Gray worked extensively in theatre and television since 1979 and was described as "a stalwart of Scottish Theatre". Gray appeared in the 2013 Edinburgh Fringe with panto colleague Grant Stott in Philip Meeks's play Kiss Me Honey Honey, which won a Fringe First. The show returned at the 2014 Fringe. In the feature film Time Teens, he portrayed a villain (Black Ruthven) with writer/actor Ian Grieve directed by Ryan Dewar. He continued in his darker comedy as William Donaldson in Ian Pattison's Willie and Sebastian at the 2015 Edinburgh Fringe when he won the coveted Stage Award for Acting Excellence for his performance.

Gray joined his pantomime co-stars, Allan Stewart and Grant Stott in Canned Laughter, a tour about a 1970s showbiz trio based on Stewart's career. His final Fringe performances were in Philip Differ's 'Double Feature' (2017 and 2018 tour) and Ruaraidh Murray's The Junkies (which played only one performance due to Gray's cancer diagnosis). He appeared in Jason Connery's Scottish BAFTA award-winning 2016 film Tommy's Honour. From 2016 until 2018, he played Pete Galloway in Scottish soap opera River City.

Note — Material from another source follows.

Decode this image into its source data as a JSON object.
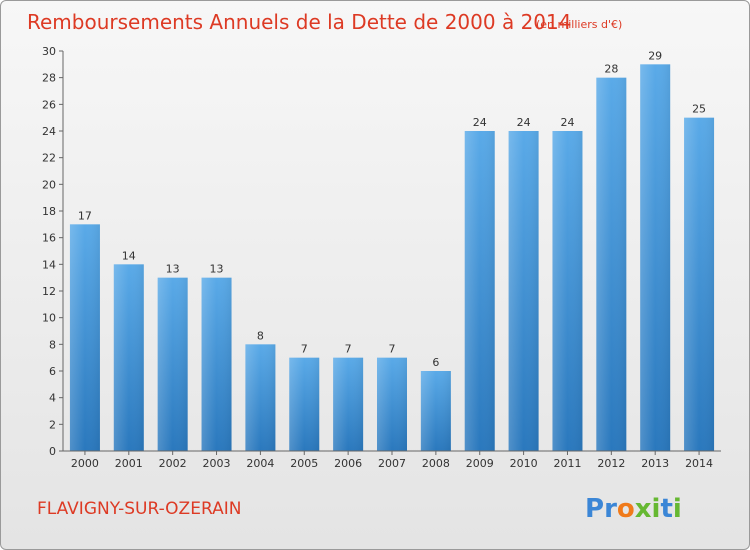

Other theatre performances include: Dario Fo's Trumpets and Raspberries (1985) with Elaine C. Smith and Alan Cumming; Werewolf (1999); Guys and Dolls (2001) at Lyceum, Edinburgh; The Woman Who Cooked her Husband (2004); A Limited Run (2005); Stones in His Pockets (2005); The Rise and Fall of Little Voice (2008); and Irma Vep (2009) at Perth Theatre with Steven McNicoll.

His pantomime catch phrase was, "I'm no very well".

== Personal life==
In August 2018, Gray, who was beginning a run of the play Junkies at the Edinburgh Festival Fringe, felt unwell and withdrew from the show, and from the filming of River City that was to follow. He was diagnosed with myelodysplastic syndromes. Gray was treated with chemotherapy and a bone marrow transplant from one of his sisters. He returned to work in 2019, saying he was "feeling great now".

Gray contracted COVID-19 during the COVID-19 pandemic in December 2020. He died in hospital intensive care on 18 January 2021, aged 61, following complications caused by COVID-19.